The Experience
Feitoria occupies a position in Belém that no other restaurant in Lisbon can replicate: a contemporary dining room inside the Altis Belém Hotel, with a terrace extending directly over the Tagus. The Tagus is not background here — it is a constant presence, the same river from which Portugal's explorers departed for the Indies five centuries ago, still wide and luminous and carrying its particular silver light at every time of day. Chef André Cruz has built a tasting menu entirely around this context: Portuguese terroir, Portuguese history, Portuguese ingredients sourced from the country's most meticulous producers.
The menu changes seasonally and is structured around what Cruz calls the "regions of Portugal" — each course is linked to a specific geographic area, from Alentejo lamb to Azorean dairy to the Atlantic fish caught off the Algarve coast. The result is a tasting menu that functions as a tour of an entire country's food culture: educational in the best sense, in that the learning happens through pleasure. Wine pairings lean heavily into Portugal's most undervalued appellations — Bairrada, Colares, Dão — with choices that challenge assumptions without condescension.

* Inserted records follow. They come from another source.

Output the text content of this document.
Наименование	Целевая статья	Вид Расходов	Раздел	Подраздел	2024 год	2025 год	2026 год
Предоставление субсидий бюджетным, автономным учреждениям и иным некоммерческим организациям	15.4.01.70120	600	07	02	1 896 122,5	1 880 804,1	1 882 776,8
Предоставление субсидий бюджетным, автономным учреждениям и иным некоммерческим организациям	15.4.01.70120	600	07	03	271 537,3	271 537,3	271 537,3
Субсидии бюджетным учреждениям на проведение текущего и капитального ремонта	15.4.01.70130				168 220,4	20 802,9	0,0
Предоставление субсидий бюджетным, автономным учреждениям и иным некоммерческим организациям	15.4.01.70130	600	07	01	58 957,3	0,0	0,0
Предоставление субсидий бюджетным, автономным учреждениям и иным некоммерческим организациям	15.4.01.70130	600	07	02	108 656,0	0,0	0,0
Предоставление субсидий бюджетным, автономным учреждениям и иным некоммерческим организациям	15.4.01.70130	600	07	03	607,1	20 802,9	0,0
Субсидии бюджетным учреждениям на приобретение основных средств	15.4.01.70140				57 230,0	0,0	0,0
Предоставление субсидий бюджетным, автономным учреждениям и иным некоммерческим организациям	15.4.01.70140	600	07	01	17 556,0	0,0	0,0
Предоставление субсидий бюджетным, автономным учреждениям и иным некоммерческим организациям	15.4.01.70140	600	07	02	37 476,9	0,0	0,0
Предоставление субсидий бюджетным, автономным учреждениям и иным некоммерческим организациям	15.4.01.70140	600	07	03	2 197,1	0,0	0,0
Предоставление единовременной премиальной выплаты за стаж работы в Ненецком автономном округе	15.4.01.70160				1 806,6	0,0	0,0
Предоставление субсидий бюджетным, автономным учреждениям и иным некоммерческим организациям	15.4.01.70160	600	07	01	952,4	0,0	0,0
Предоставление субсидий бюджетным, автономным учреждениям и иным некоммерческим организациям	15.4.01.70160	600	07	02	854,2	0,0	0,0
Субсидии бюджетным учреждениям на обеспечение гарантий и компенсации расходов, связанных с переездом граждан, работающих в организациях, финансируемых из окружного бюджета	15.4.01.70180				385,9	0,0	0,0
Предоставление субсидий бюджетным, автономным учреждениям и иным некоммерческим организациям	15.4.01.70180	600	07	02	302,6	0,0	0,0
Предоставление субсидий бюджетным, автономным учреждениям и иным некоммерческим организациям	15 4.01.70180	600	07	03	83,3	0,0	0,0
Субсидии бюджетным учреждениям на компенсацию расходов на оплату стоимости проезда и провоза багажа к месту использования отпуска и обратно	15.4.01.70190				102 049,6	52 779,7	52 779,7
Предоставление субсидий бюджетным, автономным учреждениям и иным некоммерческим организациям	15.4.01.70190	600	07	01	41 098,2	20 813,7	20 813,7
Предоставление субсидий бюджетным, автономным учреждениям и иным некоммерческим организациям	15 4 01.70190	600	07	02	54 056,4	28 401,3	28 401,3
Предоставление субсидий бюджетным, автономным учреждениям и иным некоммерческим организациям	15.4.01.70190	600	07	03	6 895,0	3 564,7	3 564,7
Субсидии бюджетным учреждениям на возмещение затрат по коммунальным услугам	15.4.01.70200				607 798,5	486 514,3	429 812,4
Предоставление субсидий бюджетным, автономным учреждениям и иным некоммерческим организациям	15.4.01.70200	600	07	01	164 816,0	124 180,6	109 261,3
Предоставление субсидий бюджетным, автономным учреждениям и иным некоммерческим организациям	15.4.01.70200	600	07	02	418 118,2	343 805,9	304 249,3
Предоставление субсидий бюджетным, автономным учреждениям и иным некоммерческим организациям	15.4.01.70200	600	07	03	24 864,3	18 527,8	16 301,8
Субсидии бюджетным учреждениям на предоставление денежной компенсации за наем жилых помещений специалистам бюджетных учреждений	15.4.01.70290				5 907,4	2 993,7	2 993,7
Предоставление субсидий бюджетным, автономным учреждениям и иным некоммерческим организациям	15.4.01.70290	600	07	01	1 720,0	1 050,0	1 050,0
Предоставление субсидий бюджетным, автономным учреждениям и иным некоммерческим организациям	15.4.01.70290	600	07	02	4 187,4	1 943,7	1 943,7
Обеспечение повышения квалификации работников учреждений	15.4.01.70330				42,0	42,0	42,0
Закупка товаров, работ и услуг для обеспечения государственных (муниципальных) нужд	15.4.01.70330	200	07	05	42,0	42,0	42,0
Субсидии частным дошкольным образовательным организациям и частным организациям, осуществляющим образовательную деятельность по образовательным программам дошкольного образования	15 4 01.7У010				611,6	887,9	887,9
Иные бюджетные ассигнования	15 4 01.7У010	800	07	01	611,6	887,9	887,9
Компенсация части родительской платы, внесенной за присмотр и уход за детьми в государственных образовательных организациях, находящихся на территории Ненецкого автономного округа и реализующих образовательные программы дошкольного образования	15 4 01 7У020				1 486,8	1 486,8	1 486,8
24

The dining room is elegant and modern within the constraints of the hotel's architectural language, but the terrace is the commanding reason to be here. On warm evenings — and Belém evenings are reliably warm from April through October — eating outside with the river a few metres below and the 16th-century Belém Tower visible from your table is the kind of experience that resets your understanding of what a business dinner or special occasion can be. A terrace table should be requested explicitly at the time of booking.
For a deal-closing dinner with a client who has seen Michelin-starred restaurants in London, Paris, and New York, Feitoria offers something genuinely different: a specifically Portuguese luxury that carries the weight of geography and history, not just culinary technique. The post-dinner walk along the Tagus promenade to the Jerónimos Monastery, illuminated at night, is the natural close to the evening.
Why It Works for Closing a Deal
The Altis Belém Hotel's terrace provides the rarest combination in business dining: a setting of genuine natural beauty attached to a kitchen with one Michelin star. The tasting menu format keeps the evening flowing without awkward decisions, and the river-view terrace is impossible to replicate in a board room, which is the point. For clients visiting Lisbon specifically, bringing them to Belém — the historic heart of Portugal's maritime empire — signals cultural intelligence. The private dining room accommodates groups of eight to fourteen for fully enclosed deal-making with identical kitchen access.